Research

During my PhD, my research has concentrated on developing methods for monitoring and estimating macroeconomic risk. This field focuses on understanding the effects of economy wide shocks on the uncertainty surrounding the economic outlook. Given the prevalence of unusually large fluctuations in economic aggregates in the recent past and the challenging policy environment that it creates, this literature has gained significant momentum in academic research as well as policy making institutions. Important examples include the Federal Reserve Bank and European Central Bank. 

Job Market Paper

Mixing it up: Inflation at risk
Measuring and monitoring macroeconomic uncertainty has become a key concern of contemporary monetary policy and an active field of academic research. In this paper, a joint approach is proposed that allows to construct risk measures that capture the unknown and non-standard distribution of inflation in a way that consistent with central bank preferences. In addition, two algorithms are proposed that enable to monitor how economic predictors affect the risk outlook and how they shift probability mass across the forecast distribution. Both are widely applicable, enhance the interpretability of abroad class of models, and are suitable for real-time applications. In the empirical exercises, the model yields superior point and density forecasts of U.S. CPI inflation. During the recent high-inflation period, inflation risk predominantly increased due to a recovery of the U.S. business cycle and rising commodity prices and was in part balanced by monetary policy and credit spreads.

Working Paper

Probabilistic quantile factor analysis (R&R in the Journal of Business & Economic Statistics) - With Dimitris Korobilis
This paper extends quantile factor analysis to a probabilistic variant that incorporates regularization and computationally efficient variational approximations. By means of synthetic and real data experiments it is established that the proposed estimator can achieve, in many cases, better accuracy than a recently proposed loss-based estimator. We contribute to the literature on measuring uncertainty by extracting new indexes of low, medium and high economic policy uncertainty, using the probabilistic quantile factor methodology. Medium and high indexes have clear contractionary effects, while the low index is benign for the economy, showing that not all manifestations of uncertainty are the same.
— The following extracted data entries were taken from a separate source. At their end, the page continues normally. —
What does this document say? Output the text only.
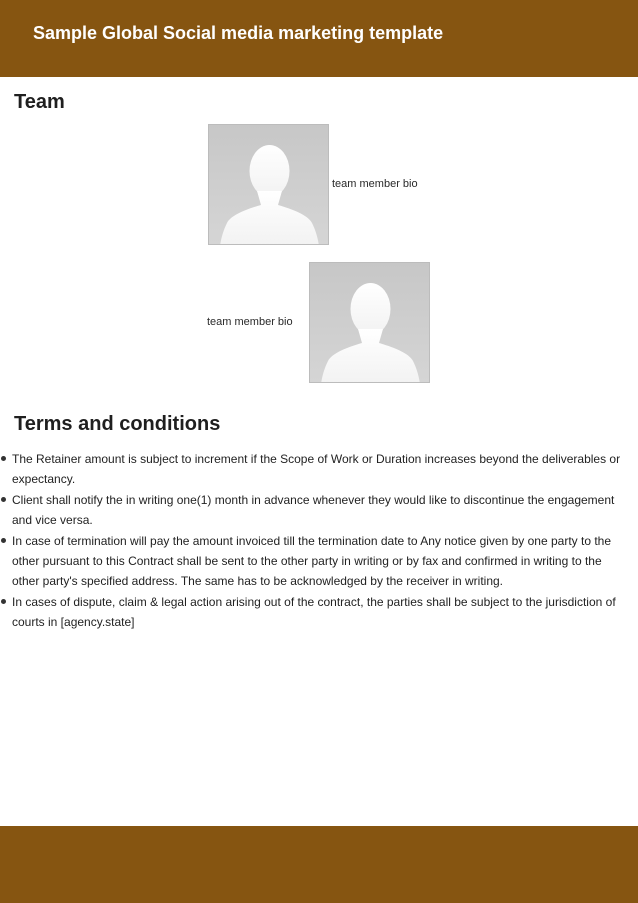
Sample Global Social media marketing template
Team
team member bio
team member bio
Terms and conditions
The Retainer amount is subject to increment if the Scope of Work or Duration increases beyond the deliverables or expectancy.
Client shall notify the in writing one(1) month in advance whenever they would like to discontinue the engagement and vice versa.
In case of termination will pay the amount invoiced till the termination date to Any notice given by one party to the other pursuant to this Contract shall be sent to the other party in writing or by fax and confirmed in writing to the other party's specified address. The same has to be acknowledged by the receiver in writing.
In cases of dispute, claim & legal action arising out of the contract, the parties shall be subject to the jurisdiction of courts in [agency.state]
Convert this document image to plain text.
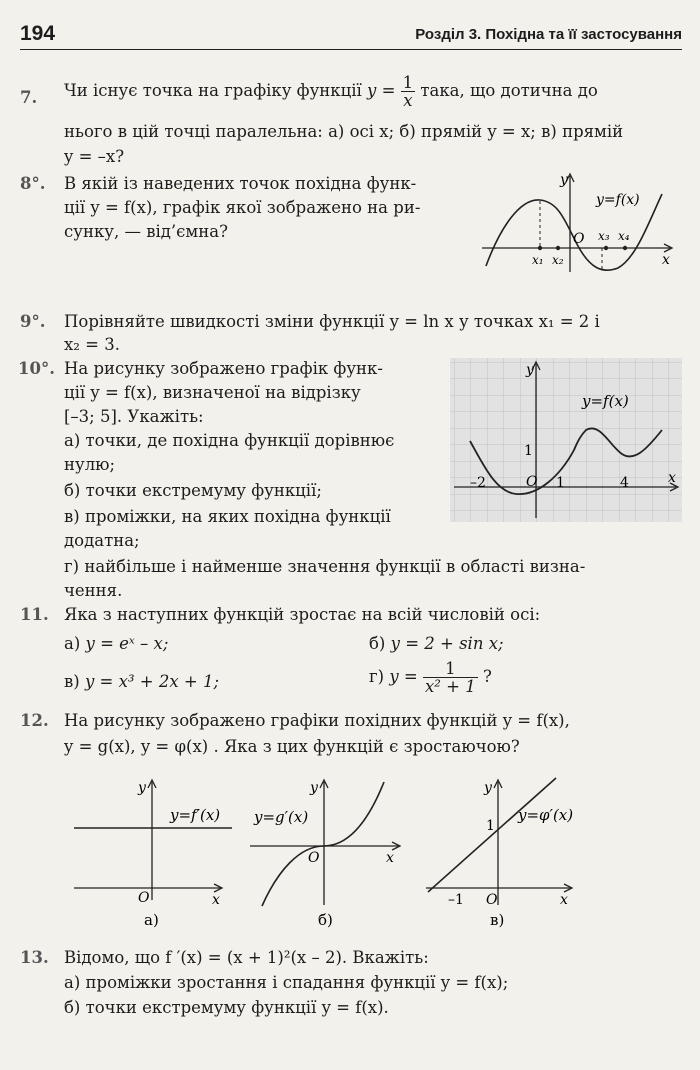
194	Розділ 3. Похідна та її застосування
7. Чи існує точка на графіку функції $y = \frac{1}{x}$ така, що дотична до
нього в цій точці паралельна: а) осі x; б) прямій y = x; в) прямій
y = –x?
8°. В якій із наведених точок похідна функ-
ції y = f(x), графік якої зображено на ри-
сунку, — від’ємна?
y
x
O
y=f(x)
x₁ x₂
x₃ x₄
9°. Порівняйте швидкості зміни функції y = ln x у точках x₁ = 2 і
x₂ = 3.
10°. На рисунку зображено графік функ-
ції y = f(x), визначеної на відрізку
[–3; 5]. Укажіть:
а) точки, де похідна функції дорівнює
нулю;
б) точки екстремуму функції;
в) проміжки, на яких похідна функції
додатна;
г) найбільше і найменше значення функції в області визна-
чення.
y
x
O
y=f(x)
–2	1	4
1
11. Яка з наступних функцій зростає на всій числовій осі:
а) y = eˣ – x;	б) y = 2 + sin x;
в) y = x³ + 2x + 1;	г) $y = \frac{1}{\text{x² + 1}}$ ?
12. На рисунку зображено графіки похідних функцій y = f(x),
y = g(x), y = φ(x) . Яка з цих функцій є зростаючою?
y
x
O
y=f′(x)
а)
y
x
O
y=g′(x)
б)
y
x
O
y=φ′(x)
1
–1
в)
13. Відомо, що f ′(x) = (x + 1)²(x – 2). Вкажіть:
а) проміжки зростання і спадання функції y = f(x);
б) точки екстремуму функції y = f(x).
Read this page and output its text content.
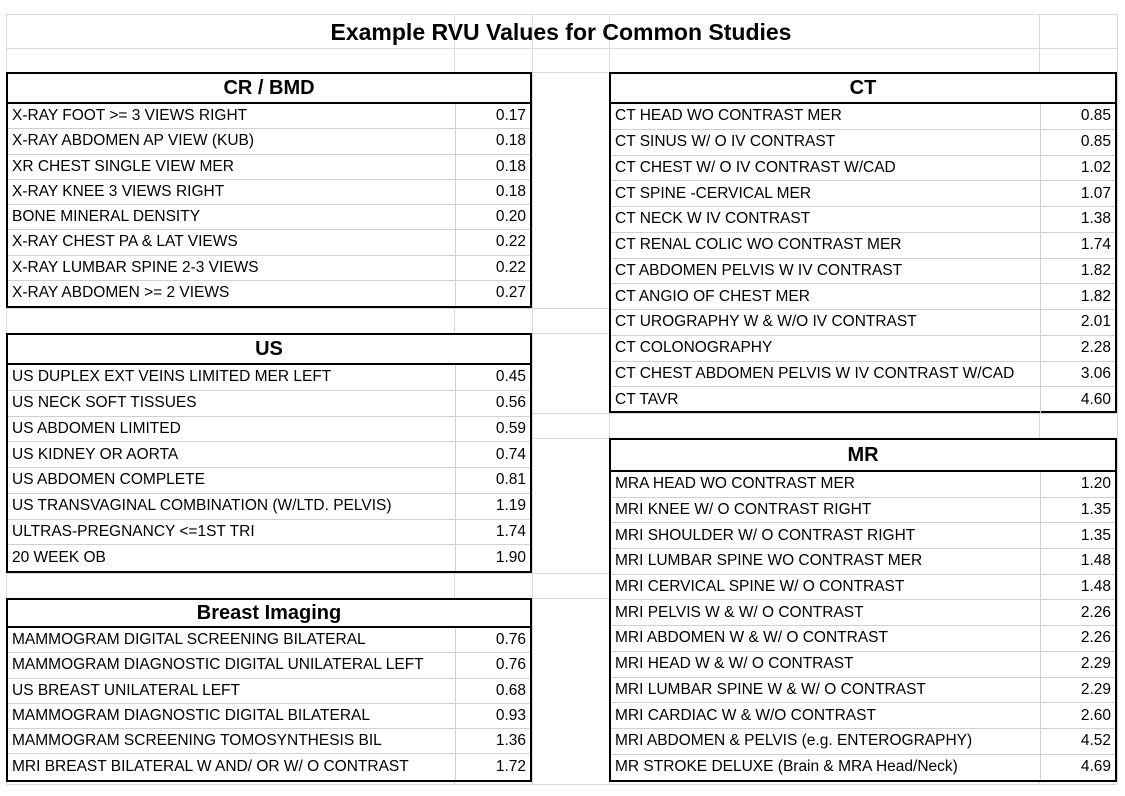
Example RVU Values for Common Studies
CR / BMD
X-RAY FOOT >= 3 VIEWS RIGHT	0.17
X-RAY ABDOMEN AP VIEW (KUB)	0.18
XR CHEST SINGLE VIEW MER	0.18
X-RAY KNEE 3 VIEWS RIGHT	0.18
BONE MINERAL DENSITY	0.20
X-RAY CHEST PA & LAT VIEWS	0.22
X-RAY LUMBAR SPINE 2-3 VIEWS	0.22
X-RAY ABDOMEN >= 2 VIEWS	0.27
US
US DUPLEX EXT VEINS LIMITED MER LEFT	0.45
US NECK SOFT TISSUES	0.56
US ABDOMEN LIMITED	0.59
US KIDNEY OR AORTA	0.74
US ABDOMEN COMPLETE	0.81
US TRANSVAGINAL COMBINATION (W/LTD. PELVIS)	1.19
ULTRAS-PREGNANCY <=1ST TRI	1.74
20 WEEK OB	1.90
Breast Imaging
MAMMOGRAM DIGITAL SCREENING BILATERAL	0.76
MAMMOGRAM DIAGNOSTIC DIGITAL UNILATERAL LEFT	0.76
US BREAST UNILATERAL LEFT	0.68
MAMMOGRAM DIAGNOSTIC DIGITAL BILATERAL	0.93
MAMMOGRAM SCREENING TOMOSYNTHESIS BIL	1.36
MRI BREAST BILATERAL W AND/ OR W/ O CONTRAST	1.72
CT
CT HEAD WO CONTRAST MER	0.85
CT SINUS W/ O IV CONTRAST	0.85
CT CHEST W/ O IV CONTRAST W/CAD	1.02
CT SPINE -CERVICAL MER	1.07
CT NECK W IV CONTRAST	1.38
CT RENAL COLIC WO CONTRAST MER	1.74
CT ABDOMEN PELVIS W IV CONTRAST	1.82
CT ANGIO OF CHEST MER	1.82
CT UROGRAPHY W & W/O IV CONTRAST	2.01
CT COLONOGRAPHY	2.28
CT CHEST ABDOMEN PELVIS W IV CONTRAST W/CAD	3.06
CT TAVR	4.60
MR
MRA HEAD WO CONTRAST MER	1.20
MRI KNEE W/ O CONTRAST RIGHT	1.35
MRI SHOULDER W/ O CONTRAST RIGHT	1.35
MRI LUMBAR SPINE WO CONTRAST MER	1.48
MRI CERVICAL SPINE W/ O CONTRAST	1.48
MRI PELVIS W & W/ O CONTRAST	2.26
MRI ABDOMEN W & W/ O CONTRAST	2.26
MRI HEAD W & W/ O CONTRAST	2.29
MRI LUMBAR SPINE W & W/ O CONTRAST	2.29
MRI CARDIAC W & W/O CONTRAST	2.60
MRI ABDOMEN & PELVIS (e.g. ENTEROGRAPHY)	4.52
MR STROKE DELUXE (Brain & MRA Head/Neck)	4.69
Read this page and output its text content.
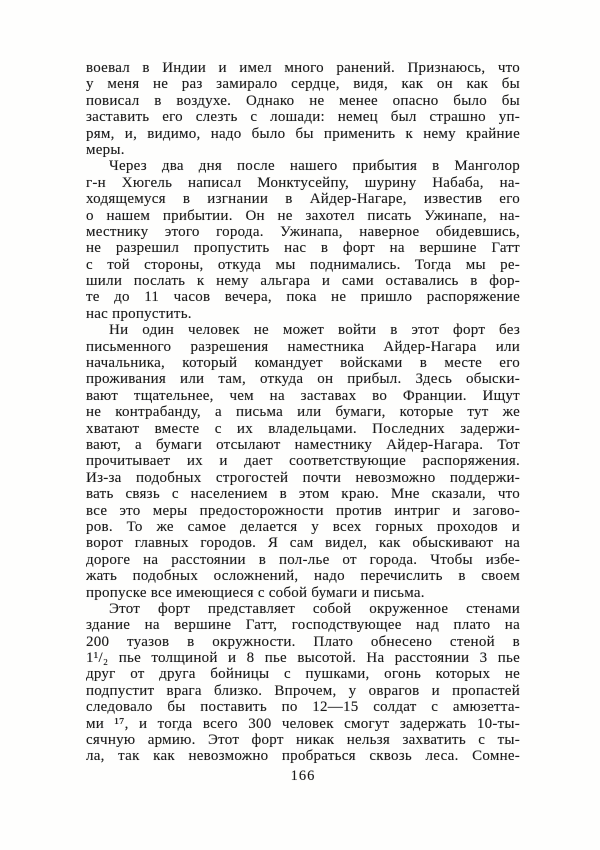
воевал в Индии и имел много ранений. Признаюсь, что
у меня не раз замирало сердце, видя, как он как бы
повисал в воздухе. Однако не менее опасно было бы
заставить его слезть с лошади: немец был страшно уп-
рям, и, видимо, надо было бы применить к нему крайние
меры.
Через два дня после нашего прибытия в Манголор
г-н Хюгель написал Монктусейпу, шурину Набаба, на-
ходящемуся в изгнании в Айдер-Нагаре, известив его
о нашем прибытии. Он не захотел писать Ужинапе, на-
местнику этого города. Ужинапа, наверное обидевшись,
не разрешил пропустить нас в форт на вершине Гатт
с той стороны, откуда мы поднимались. Тогда мы ре-
шили послать к нему альгара и сами оставались в фор-
те до 11 часов вечера, пока не пришло распоряжение
нас пропустить.
Ни один человек не может войти в этот форт без
письменного разрешения наместника Айдер-Нагара или
начальника, который командует войсками в месте его
проживания или там, откуда он прибыл. Здесь обыски-
вают тщательнее, чем на заставах во Франции. Ищут
не контрабанду, а письма или бумаги, которые тут же
хватают вместе с их владельцами. Последних задержи-
вают, а бумаги отсылают наместнику Айдер-Нагара. Тот
прочитывает их и дает соответствующие распоряжения.
Из-за подобных строгостей почти невозможно поддержи-
вать связь с населением в этом краю. Мне сказали, что
все это меры предосторожности против интриг и загово-
ров. То же самое делается у всех горных проходов и
ворот главных городов. Я сам видел, как обыскивают на
дороге на расстоянии в пол-лье от города. Чтобы избе-
жать подобных осложнений, надо перечислить в своем
пропуске все имеющиеся с собой бумаги и письма.
Этот форт представляет собой окруженное стенами
здание на вершине Гатт, господствующее над плато на
200 туазов в окружности. Плато обнесено стеной в
1¹/₂ пье толщиной и 8 пье высотой. На расстоянии 3 пье
друг от друга бойницы с пушками, огонь которых не
подпустит врага близко. Впрочем, у оврагов и пропастей
следовало бы поставить по 12—15 солдат с амюзетта-
ми ¹⁷, и тогда всего 300 человек смогут задержать 10-ты-
сячную армию. Этот форт никак нельзя захватить с ты-
ла, так как невозможно пробраться сквозь леса. Сомне-
166
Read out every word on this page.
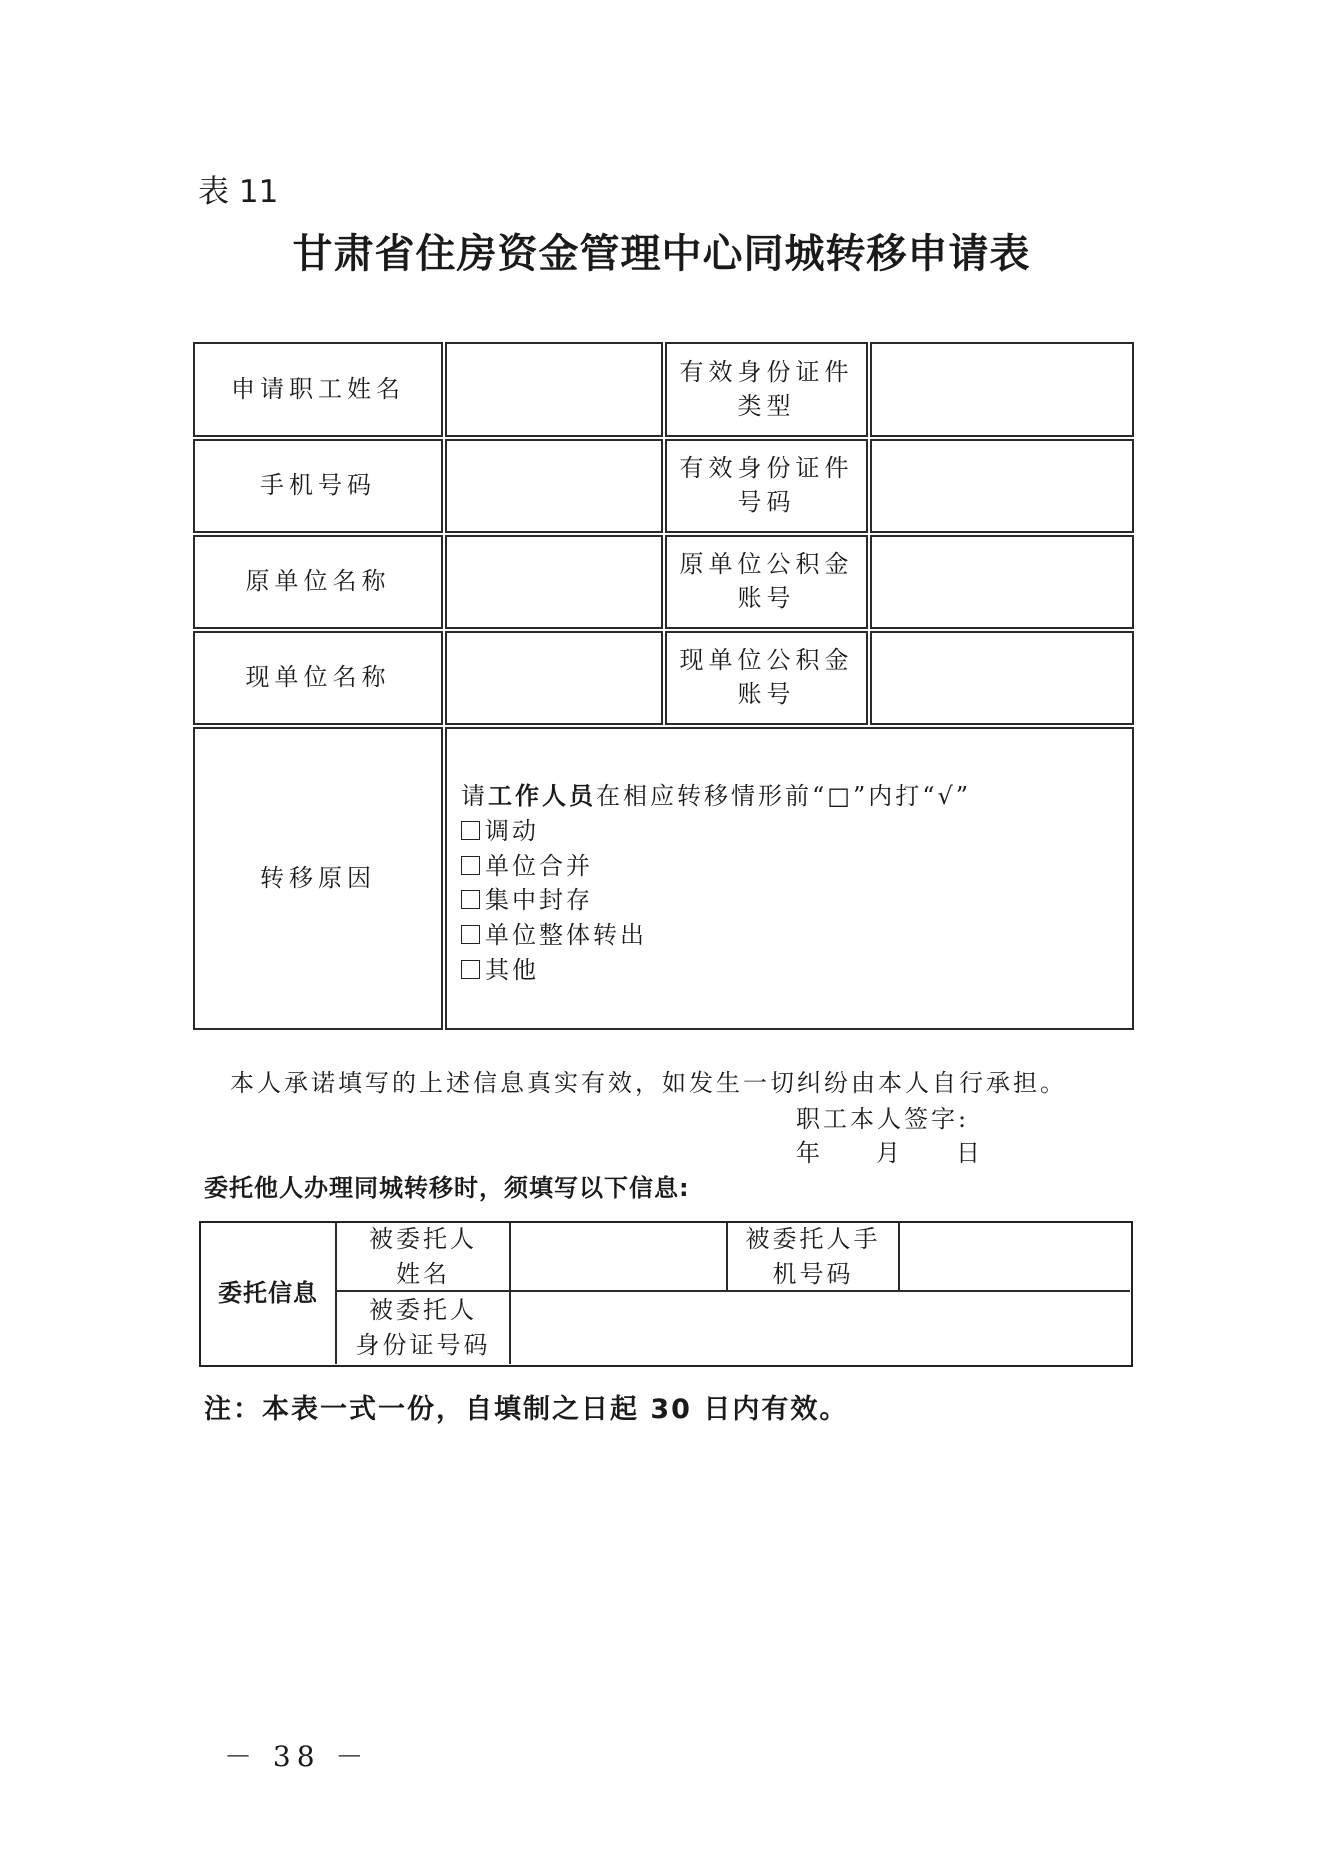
表 11
甘肃省住房资金管理中心同城转移申请表
申请职工姓名
有效身份证件
类型
手机号码
有效身份证件
号码
原单位名称
原单位公积金
账号
现单位名称
现单位公积金
账号
转移原因
请工作人员在相应转移情形前“□”内打“√”
调动
单位合并
集中封存
单位整体转出
其他
本人承诺填写的上述信息真实有效，如发生一切纠纷由本人自行承担。
职工本人签字:
年 月 日
委托他人办理同城转移时，须填写以下信息:
委托信息
被委托人
姓名
被委托人手
机号码
被委托人
身份证号码
注：本表一式一份，自填制之日起 30 日内有效。
－ 38 －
Publications in Academic Journals

Monitoring multicountry macroeconomic risk, with Dimitris Korobilis,
Journal of Econometrics, (forthcoming).
Published Version

Nowcasting GDP with a pool of factor models and a fast estimation algorithm, with Sercan Eraslan,
International Journal of Forecasting, Volume 39, Issue 3, July–September 2023, Pages 1460-1476.
Published Version, PDF 

What drives euro area financial market developments? The role of US spillovers and global risk, with Lennart Brandt, Arthur Saint Guilhem, and Ine Van Robays, 2021, ECB Working Paper, No. 2560/May 2021.